This year has been a big one for molecular microbiologist and Postdoctoral Fellow at Bioprotection Aotearoa, Nils Birkholz. Highlights include publishing four papers in high-impact journals and presenting at two domestic and international conferences. His research, with supervisor Peter Fineran in Pou 2, aims to characterise the interactions between bacteria and the viruses that infect them, named bacteriophages (or phages for short).
Phages are extremely abundant in every environment and outnumber the bacteria that they prey on, says Nils. In nature, the relationship between bacteria and phages is ecologically important “because they impact bacterial populations everywhere, basically keeping bacteria ‘in check’”.
In April, Nils, Peter, and Bioprotection Aotearoa colleagues Simon Jackson and Robert Fagerlund published a paper in Nucleic Acids Research that analysed a certain type of defence system in Pectobacterium, a bacterium that causes diseases such as soft rot in potatoes and other crops.

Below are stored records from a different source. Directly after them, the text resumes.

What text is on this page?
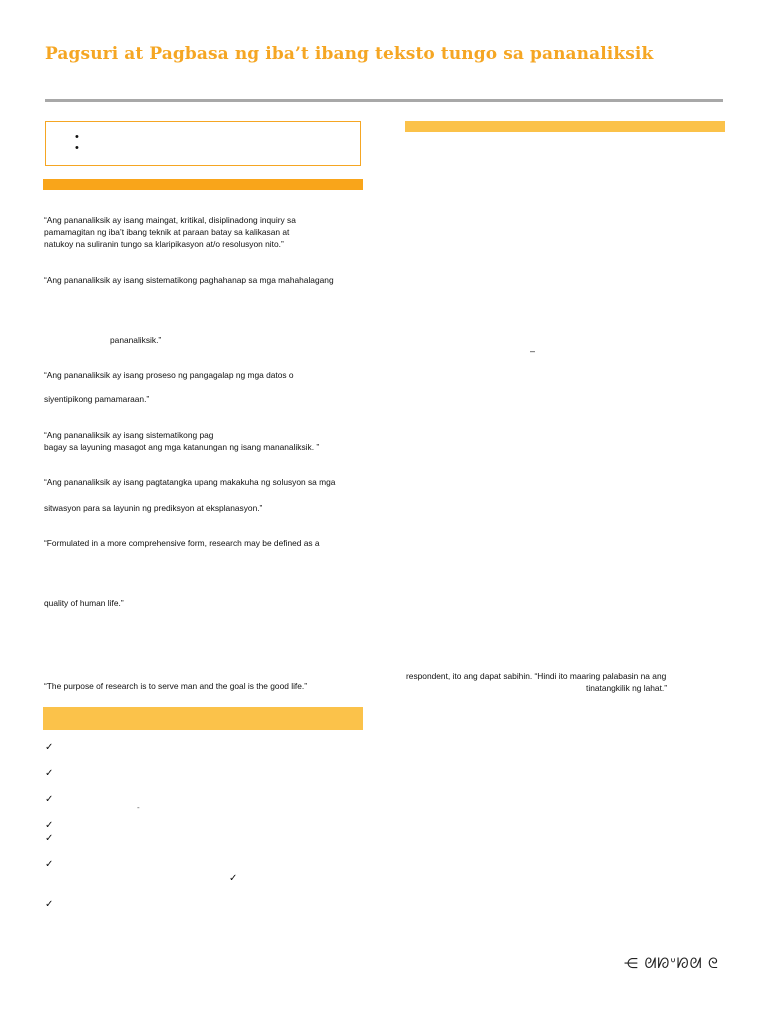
Pagsuri at Pagbasa ng iba’t ibang teksto tungo sa pananaliksik
•
•

“Ang pananaliksik ay isang maingat, kritikal, disiplinadong inquiry sa

pamamagitan ng iba’t ibang teknik at paraan batay sa kalikasan at

natukoy na suliranin tungo sa klaripikasyon at/o resolusyon nito.”

“Ang pananaliksik ay isang sistematikong paghahanap sa mga mahahalagang

pananaliksik.”

“Ang pananaliksik ay isang proseso ng pangagalap ng mga datos o

siyentipikong pamamaraan.”

“Ang pananaliksik ay isang sistematikong pag

bagay sa layuning masagot ang mga katanungan ng isang mananaliksik. ”

“Ang pananaliksik ay isang pagtatangka upang makakuha ng solusyon sa mga

sitwasyon para sa layunin ng prediksyon at eksplanasyon.”

“Formulated in a more comprehensive form, research may be defined as a

quality of human life.”

“The purpose of research is to serve man and the goal is the good life.”

–

respondent, ito ang dapat sabihin. “Hindi ito maaring palabasin na ang

tinatangkilik ng lahat.”

✓
✓
✓
-
✓
✓
✓
✓
✓
⋲ ᘛᘗᐡᘗᘛ ᘓ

This defence system provided strong protection against phage infection but also shut off another defence system in the same strain of the bacteria. This surprising interplay between different defences is under-researched but important as it impacts how the bacteria can be infected by bacteriophages. In this case, the kind of phage the bacterium is susceptible to depends on which defence system is active, which is why this research is valuable.
Their research also suggests that closely related or co-existing strains may differ with regards to the defence systems that are active or inactivated, which also changes the overall population’s susceptibility to phages.
This finding has implications for potential applications such as using phages to get rid of harmful bacteria or pests. In addition, the research could be applicable to other bacteria in the future. The team are using Pectobacterium as a model system because the system and genome sequences are well understood. However, they know that similar defence systems occur in other bacteria.
This point that specific findings may sometimes apply more widely is highlighted by another paper with contributions from Nils and Peter. Nils says that this second paper, primarily authored by Chris Brown’s group at the Department of Biochemistry at Otago, “shows that a type of regulation that we and others have found in particular model systems actually applies across many unrelated bacteria”.
Nils and Peter are also collaborating with a group in Korea to study the anti-defence mechanisms of phages. Together, they have published two papers on this subject, showing how phages control the production of anti-defence proteins that allow them to thrive on bacterial strains which they could not otherwise infect. Nils’ ongoing research attempts to further unravel the unexpected complexity of this regulation.
Nils says their research has important implications for agriculture and pests, since many of our economically important plants are impacted by bacterial and viral pathogens. While this research is not aimed at finding immediate solutions, discovering more about the bacteria-phage interactions and defence systems is critical to finding long-term bioprotection strategies.
Nils has reported on their research at two conferences this year. The Viruses of Microbes conference, held in July in Portugal, had over 600 delegates, all working on aspects of the interaction between viruses and microorganisms.
Nils says, “It was very interesting to see what others are working on and draw some inspiration. I knew many of these people by name only, so meeting them in real life was a nice experience.”
Nils also presented and won a speaker prize in August at the Queenstown Research Week CRISPR satellite meeting, which was a smaller but highly collaborative event.
Nils says he is enjoying the connections with other Early Career Researchers in Bioprotection Aotearoa. “It’s a great opportunity being able to talk to them, listening to what they are working on and how they are experiencing their PhDs and postdocs”.
A recent noho (stay) at Ōnuku Marae was particularly valuable for Nils who originally comes from Germany.
“From my perspective as a “foreigner” I didn’t know much about Māori culture before I came to New Zealand. The event gave me a much greater appreciation of Māori culture due to the setting at the Marae and all the background that was provided by the team at Bioprotection Aotearoa.”
Nils says this was an awesome experience that he will remember for a very long time.